When Swift promotes an album, listeners know it’s going to be a mixture of merch deals, promotions, and even secret listening parties at her house. Even when the 2020 Covid-19 pandemic hit and Swift released a surprise album in isolation, her social media promotion and sales continued being wildly impressive. A masterclass, if anything, in market strategy. As soon as the album was announced, her online store was equipped with digital and physical copies of the album, all available for pre-order, including eight different versions of the vinyl copy.

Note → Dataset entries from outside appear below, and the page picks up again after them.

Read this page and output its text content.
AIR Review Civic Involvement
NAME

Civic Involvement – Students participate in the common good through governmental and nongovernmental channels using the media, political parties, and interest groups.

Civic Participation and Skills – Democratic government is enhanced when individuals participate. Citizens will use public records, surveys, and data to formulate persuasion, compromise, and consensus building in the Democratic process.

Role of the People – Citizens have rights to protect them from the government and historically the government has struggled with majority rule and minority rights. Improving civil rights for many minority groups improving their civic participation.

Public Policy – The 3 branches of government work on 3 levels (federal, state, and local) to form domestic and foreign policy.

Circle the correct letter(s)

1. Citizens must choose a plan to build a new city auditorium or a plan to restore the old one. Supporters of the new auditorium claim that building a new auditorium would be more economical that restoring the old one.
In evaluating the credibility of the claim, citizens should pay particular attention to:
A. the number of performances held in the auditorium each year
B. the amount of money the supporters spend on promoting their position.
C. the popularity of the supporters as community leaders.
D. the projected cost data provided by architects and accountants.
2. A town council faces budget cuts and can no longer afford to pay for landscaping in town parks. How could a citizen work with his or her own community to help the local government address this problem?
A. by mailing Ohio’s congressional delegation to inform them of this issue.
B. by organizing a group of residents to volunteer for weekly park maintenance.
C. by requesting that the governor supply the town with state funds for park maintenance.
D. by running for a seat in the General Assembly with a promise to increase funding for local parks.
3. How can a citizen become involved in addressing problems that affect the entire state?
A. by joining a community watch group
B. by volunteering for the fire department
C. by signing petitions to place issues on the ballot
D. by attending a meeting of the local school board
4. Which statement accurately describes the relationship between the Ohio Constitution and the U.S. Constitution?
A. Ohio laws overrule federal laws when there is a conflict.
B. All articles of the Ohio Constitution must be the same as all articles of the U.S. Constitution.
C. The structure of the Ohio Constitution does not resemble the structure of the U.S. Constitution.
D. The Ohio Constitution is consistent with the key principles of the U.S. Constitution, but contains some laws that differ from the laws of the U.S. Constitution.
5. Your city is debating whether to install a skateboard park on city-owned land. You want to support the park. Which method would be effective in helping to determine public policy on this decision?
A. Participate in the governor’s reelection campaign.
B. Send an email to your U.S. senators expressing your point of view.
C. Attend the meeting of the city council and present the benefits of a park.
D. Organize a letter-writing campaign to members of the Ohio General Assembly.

For the next decade, Swift released seven completely earth-shattering albums and won numerous awards because of it. She’s dabbled in multiple genres along the way. Interchanging her ten albums between country, pop, and alternative musical styles, Swift has reached many different audiences with her self-written, personal songs.
When you look at the success she’s achieved over her lifetime and the loyalty she’s shown to her fans along the way, it’s nothing but impressive. Based on the culmination of her finances, Swift will likely take the top spot completely as the highest-grossing tour ever, claiming the position from the current holder Elton John whose Farewell Yellow Brick Road Tour grossed over $900 million with 330 shows. She’s a walking-talking economy too, with her impact of her very being causing insane hype.
Looking at Taylor Swift’s success and worldwide acclaim – gaining entry into the billionaires club and continuing to wow audiences around the globe with sold-out shows – Swift’s devotion to her art, image, and brand is unprecedented, comparable to no other in the industry. She’s a superstar through and through. Her passion is music, and every era of her wonderful career has glistened. She’s certainly the Queen of the Eras.